Ecco è forse qui che rintracciamo il peccato originale del PNRR, quello di non essere riusciti e presentarlo dall’inizio come un progetto corale, su cui impegnare tutti, dalla politica alle PA ai cittadini, dai corpi intermedi ai media, per sottolinearne la fondamentale importanza della sua riuscita e per far uscire il Paese da una crescita troppo lenta rispetto all’Europa e al mondo. Fare capire cioè che siamo di fronte a un grande “progetto Paese” anzi il più grande e importante del dopoguerra, la cui riuscita o il cui fallimento interessa soprattutto le future generazioni e per questo motivo richiede a tutti i livelli un grande impegno non solo professionale ma anche morale. Perché questo non sia avvenuto forse dipende dal fatto che il PNRR non è apparso – e non è stato – il prodotto di un percorso partecipato, condiviso con il Parlamento, con i corpi intermedi e con le parti sociali. Da grande e entusiasmante progetto Paese quale poteva essere, sembra oggi essere diventato col tempo sempre più un adempimento che, come tutti gli adempimenti, si risolve in difficoltà burocratiche e autorizzative, a livello interno e europeo rischiando ritardi non recuperabili.
La storia ce ne spiega le ragioni: approvato dal secondo Governo Conte il 12 gennaio 2021 con le schede di progetto mai rese pubbliche, viene ripreso e rimaneggiato dal Governo Draghi, entrato in carica circa un mese dopo, per essere trasmesso il 25 aprile 2021 nel nuovo testo alle Camere, che lo approveranno senza possibilità di modifiche, tornando così in Consiglio dei Ministri il 29 aprile per essere trasmesso alla Commissione Europea il giorno successivo. Il resto è storia attuale, con le modifiche della governance decise dal Governo Meloni che si è dovuto far carica dei ritardi già accumulati e con la proposta di revisione inoltrata alla Commissione Europea il 7 agosto scorso.

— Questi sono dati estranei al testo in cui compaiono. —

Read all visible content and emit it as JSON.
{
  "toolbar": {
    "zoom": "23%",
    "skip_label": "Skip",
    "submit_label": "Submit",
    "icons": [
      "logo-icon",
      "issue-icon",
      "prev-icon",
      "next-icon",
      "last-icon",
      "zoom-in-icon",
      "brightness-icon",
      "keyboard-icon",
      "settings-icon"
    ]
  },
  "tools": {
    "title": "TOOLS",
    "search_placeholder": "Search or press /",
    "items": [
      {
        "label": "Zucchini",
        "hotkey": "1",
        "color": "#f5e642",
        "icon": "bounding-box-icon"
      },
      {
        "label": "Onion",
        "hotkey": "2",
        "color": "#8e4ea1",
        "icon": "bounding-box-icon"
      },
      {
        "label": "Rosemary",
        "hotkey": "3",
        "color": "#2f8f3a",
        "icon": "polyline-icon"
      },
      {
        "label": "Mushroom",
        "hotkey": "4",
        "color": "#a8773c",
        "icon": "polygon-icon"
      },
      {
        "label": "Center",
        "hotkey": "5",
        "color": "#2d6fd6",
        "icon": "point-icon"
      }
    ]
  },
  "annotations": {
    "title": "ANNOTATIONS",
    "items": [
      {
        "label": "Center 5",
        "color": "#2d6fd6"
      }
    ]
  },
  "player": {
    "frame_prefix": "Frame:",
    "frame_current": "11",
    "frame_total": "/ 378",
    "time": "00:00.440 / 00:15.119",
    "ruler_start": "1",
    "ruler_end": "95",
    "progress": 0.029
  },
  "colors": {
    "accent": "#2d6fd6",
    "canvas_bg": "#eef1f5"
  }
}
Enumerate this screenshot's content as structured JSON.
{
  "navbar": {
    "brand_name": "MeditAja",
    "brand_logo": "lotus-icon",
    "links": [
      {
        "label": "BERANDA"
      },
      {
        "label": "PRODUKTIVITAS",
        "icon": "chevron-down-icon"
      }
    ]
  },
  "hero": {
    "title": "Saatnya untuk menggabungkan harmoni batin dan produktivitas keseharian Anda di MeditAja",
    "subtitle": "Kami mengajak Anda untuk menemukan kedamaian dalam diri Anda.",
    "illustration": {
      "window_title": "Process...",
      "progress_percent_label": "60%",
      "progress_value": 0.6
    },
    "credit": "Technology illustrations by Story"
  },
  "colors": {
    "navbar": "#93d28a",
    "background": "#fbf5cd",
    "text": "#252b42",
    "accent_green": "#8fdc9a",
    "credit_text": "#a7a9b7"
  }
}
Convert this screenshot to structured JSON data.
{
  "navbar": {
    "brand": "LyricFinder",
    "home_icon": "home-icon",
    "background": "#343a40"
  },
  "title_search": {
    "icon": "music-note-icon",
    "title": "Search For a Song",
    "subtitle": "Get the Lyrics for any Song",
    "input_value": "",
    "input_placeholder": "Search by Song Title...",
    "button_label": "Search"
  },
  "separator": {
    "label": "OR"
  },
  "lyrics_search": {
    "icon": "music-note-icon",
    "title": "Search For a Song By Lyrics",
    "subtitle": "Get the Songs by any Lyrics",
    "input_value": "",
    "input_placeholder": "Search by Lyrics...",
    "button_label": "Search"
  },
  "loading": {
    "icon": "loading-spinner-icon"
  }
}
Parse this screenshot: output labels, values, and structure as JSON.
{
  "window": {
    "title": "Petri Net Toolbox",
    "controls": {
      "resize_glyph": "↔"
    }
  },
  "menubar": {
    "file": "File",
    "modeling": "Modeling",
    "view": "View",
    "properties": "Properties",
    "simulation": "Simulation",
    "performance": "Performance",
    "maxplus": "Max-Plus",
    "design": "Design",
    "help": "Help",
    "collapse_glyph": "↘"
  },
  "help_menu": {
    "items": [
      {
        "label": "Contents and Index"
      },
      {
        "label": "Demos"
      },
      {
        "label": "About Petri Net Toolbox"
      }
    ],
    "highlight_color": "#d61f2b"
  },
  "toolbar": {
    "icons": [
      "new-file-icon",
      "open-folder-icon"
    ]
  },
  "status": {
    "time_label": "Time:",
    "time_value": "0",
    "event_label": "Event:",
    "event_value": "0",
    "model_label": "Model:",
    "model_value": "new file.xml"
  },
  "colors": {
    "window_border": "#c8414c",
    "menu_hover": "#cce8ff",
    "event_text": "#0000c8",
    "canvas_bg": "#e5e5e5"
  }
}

Ora bisogna pensare al futuro, ai tre anni che ci separano dalla scadenza finale e alla necessità di conseguire tutti gli obiettivi. Cosa serve? Una grande iniziativa del Governo che recuperi il senso del progetto Paese, accompagnata da una accelerazione del piano di professionalizzazione dei funzionari pubblici. Questa a sua volta faciliterà una veloce qualificazione delle stazioni appaltanti (e la valorizzazione del ruolo delle Province che hanno dato dimostrazione di svolgere efficientemente il loro ruolo), utilizzando le energie e le capacità di tutti i soggetti impegnati nella formazione, unita a una revisione delle direttive dei Ministeri erogatori, spesso più realiste della Commissione.
Ecco, tutto ciò potrebbe permetterci di vincere questa sfida epocale che il Paese ha davanti.